Following the May 2022 local elections in the UK many leading Conservatives in areas where the Conservatives had done badly were blaming Johnson and calling on Johnson to resign.
On 1 June Lord Geidt said he wanted Johnson to explain why he thought his fixed penalty notice did not show he had broken the ministerial code.
On 6 June Graham Brady announced that the threshold for a vote on Johnson’s leadership had been passed; the vote was scheduled for later that same day.
Johnson has been accused of lying or making untruthful or misleading statements throughout his career. BBC News described this as a strategy to “bamboozle the listener with a blizzard of verbiage”, and a 2021 analysis in The Atlantic suggested Johnson’s communication style was a honed political skill that contributed to his popularity. In 2019, The Independent listed his “most notorious untruths”, which included fabricating a quote whilst at The Times for which he was sacked, creating euromyths while working for The Daily Telegraph in Brussels, misrepresenting events during the Hillsborough disaster while the editor of The Spectator, lying to Michael Howard about his extramarital affair and promising that leaving the EU would provide £350 million per week for the NHS. The Guardian noted that Johnson “almost never corrects the record in the chamber” and that while Johnson’s spokespeople insist he follows the Ministerial Code, which annexes the Nolan Principles recommending that “Holders of public office should be truthful”, 10 Downing Street “will sometimes acknowledge that an error was made, but more usually brushes aside the complaint or argues that Johnson was misunderstood”.

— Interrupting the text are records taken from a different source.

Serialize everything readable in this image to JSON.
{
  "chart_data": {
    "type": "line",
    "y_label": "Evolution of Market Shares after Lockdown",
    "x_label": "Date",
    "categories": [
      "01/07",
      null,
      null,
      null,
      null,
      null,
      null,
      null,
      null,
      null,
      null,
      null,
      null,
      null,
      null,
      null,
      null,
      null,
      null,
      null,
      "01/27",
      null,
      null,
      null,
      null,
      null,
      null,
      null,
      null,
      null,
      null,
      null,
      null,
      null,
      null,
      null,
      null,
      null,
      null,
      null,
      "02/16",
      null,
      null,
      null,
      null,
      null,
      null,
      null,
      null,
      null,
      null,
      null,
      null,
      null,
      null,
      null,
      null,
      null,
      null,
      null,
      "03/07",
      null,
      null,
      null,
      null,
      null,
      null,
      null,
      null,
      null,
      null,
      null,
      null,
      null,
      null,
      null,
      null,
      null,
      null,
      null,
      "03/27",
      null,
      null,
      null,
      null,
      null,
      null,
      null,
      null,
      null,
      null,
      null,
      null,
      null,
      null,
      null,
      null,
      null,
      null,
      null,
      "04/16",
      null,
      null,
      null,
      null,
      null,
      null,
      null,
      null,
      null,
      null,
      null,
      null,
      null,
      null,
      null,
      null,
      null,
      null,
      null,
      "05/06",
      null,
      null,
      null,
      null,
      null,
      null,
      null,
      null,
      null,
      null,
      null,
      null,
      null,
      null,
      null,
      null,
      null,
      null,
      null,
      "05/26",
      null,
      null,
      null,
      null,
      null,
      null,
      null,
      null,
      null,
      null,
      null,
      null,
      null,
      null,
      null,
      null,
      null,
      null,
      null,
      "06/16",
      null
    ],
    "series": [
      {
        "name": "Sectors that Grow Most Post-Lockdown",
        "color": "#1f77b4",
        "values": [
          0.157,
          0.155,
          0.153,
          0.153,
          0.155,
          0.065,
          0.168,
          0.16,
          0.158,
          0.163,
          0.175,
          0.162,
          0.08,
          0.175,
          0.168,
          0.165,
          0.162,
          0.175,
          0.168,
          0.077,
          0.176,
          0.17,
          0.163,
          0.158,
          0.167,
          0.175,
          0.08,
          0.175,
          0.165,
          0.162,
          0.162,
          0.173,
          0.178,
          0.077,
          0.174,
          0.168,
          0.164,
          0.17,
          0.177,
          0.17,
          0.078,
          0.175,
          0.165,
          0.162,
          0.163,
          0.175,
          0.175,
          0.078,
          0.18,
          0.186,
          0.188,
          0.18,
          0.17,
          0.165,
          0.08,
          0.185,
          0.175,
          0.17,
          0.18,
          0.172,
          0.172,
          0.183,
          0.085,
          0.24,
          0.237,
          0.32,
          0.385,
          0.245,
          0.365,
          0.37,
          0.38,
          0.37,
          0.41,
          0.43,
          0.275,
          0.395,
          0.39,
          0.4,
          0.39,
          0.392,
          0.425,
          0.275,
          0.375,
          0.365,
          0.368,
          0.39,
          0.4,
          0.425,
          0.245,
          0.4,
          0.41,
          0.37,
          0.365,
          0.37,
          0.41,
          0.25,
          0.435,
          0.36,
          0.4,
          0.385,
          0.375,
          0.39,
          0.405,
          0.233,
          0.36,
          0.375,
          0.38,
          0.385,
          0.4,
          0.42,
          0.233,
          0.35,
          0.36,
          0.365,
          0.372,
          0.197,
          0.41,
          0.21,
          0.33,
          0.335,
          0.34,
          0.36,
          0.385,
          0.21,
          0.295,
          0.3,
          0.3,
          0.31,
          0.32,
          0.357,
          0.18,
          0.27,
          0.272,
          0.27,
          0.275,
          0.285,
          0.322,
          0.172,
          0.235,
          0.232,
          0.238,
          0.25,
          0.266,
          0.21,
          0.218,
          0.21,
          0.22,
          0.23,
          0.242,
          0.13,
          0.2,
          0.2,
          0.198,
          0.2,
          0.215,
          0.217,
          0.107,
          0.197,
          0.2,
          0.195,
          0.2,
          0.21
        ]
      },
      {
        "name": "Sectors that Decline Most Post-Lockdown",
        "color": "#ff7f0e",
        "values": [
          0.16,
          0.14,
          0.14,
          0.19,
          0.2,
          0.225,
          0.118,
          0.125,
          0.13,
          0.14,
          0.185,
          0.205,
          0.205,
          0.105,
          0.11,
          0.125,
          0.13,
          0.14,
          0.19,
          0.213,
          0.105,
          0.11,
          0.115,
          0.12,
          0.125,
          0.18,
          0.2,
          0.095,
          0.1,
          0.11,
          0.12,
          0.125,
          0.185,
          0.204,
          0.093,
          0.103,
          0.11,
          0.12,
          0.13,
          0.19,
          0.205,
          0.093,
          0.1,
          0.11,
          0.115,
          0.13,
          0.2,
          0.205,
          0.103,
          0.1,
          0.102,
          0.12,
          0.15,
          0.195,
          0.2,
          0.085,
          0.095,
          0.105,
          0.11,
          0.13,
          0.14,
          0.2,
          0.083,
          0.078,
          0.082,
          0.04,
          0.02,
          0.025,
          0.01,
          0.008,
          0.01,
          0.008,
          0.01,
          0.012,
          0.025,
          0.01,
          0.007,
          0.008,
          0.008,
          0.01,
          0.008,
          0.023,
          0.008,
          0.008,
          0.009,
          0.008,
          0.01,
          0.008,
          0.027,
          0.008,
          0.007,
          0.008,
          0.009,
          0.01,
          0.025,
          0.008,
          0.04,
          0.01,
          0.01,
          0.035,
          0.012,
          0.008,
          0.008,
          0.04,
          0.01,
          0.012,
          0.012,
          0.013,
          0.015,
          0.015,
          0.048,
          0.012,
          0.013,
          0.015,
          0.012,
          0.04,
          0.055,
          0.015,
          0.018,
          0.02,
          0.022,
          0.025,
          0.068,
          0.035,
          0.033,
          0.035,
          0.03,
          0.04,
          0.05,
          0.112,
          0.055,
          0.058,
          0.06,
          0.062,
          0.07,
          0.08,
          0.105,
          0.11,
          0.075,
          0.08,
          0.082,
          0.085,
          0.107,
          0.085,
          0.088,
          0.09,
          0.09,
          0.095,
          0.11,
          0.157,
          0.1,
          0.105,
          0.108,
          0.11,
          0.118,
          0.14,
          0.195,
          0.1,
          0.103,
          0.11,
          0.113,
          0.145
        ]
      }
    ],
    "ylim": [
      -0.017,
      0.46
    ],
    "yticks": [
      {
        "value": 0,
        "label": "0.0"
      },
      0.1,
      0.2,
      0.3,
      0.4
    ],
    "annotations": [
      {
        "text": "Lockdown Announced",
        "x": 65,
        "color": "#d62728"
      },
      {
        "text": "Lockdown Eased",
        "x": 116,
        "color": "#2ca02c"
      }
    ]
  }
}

Writing in the Times Literary Supplement, the scholar and former politician Rory Stewart observed that Johnson is “the most accomplished liar in public life. Perhaps the best liar ever to serve as prime minister. He has mastered the use of error, omission, exaggeration, diminution, equivocation and flat denial. He has perfected casuistry, circumlocution, false equivalence and false analogy. He is equally adept at the ironic jest, the fib and the grand lie; the weasel word and half-truth; the hyperbolic lie, the obvious lie and the bullshit lie.” In 2021, the political journalist and author Peter Oborne published a book about the lies told by Johnson, in which he wrote “I have never encountered a senior British politician who lies and fabricates so regularly, so shamelessly and so systematically as Boris Johnson”. Opposition MPs Dawn Butler and Ian Blackford have both openly called Johnson a liar in the House of Commons.] Laura Kuenssberg, political editor for BBC News, noted that it was “rare for opposition parties to accuse a prime minister, on the record, of lying”. In January 2022, Labour leader Keir Starmer accused Johnson of lying about a Downing Street party during lockdown in May 2020. Speaking in the Commons on 31 January 2022, Johnson made a false accusation against Starmer about not prosecuting the serial sex offender Jimmy Savile when Starmer was Director of Public Prosecutions.
In April 2022 a poll by JLPartners found voters most frequently described the prime minister as a, ‘liar’ followed by, ‘incompetent’ and, ‘untrustworthy’. Only 16% of respondents described Johnson with positive language while over 70% used negative language.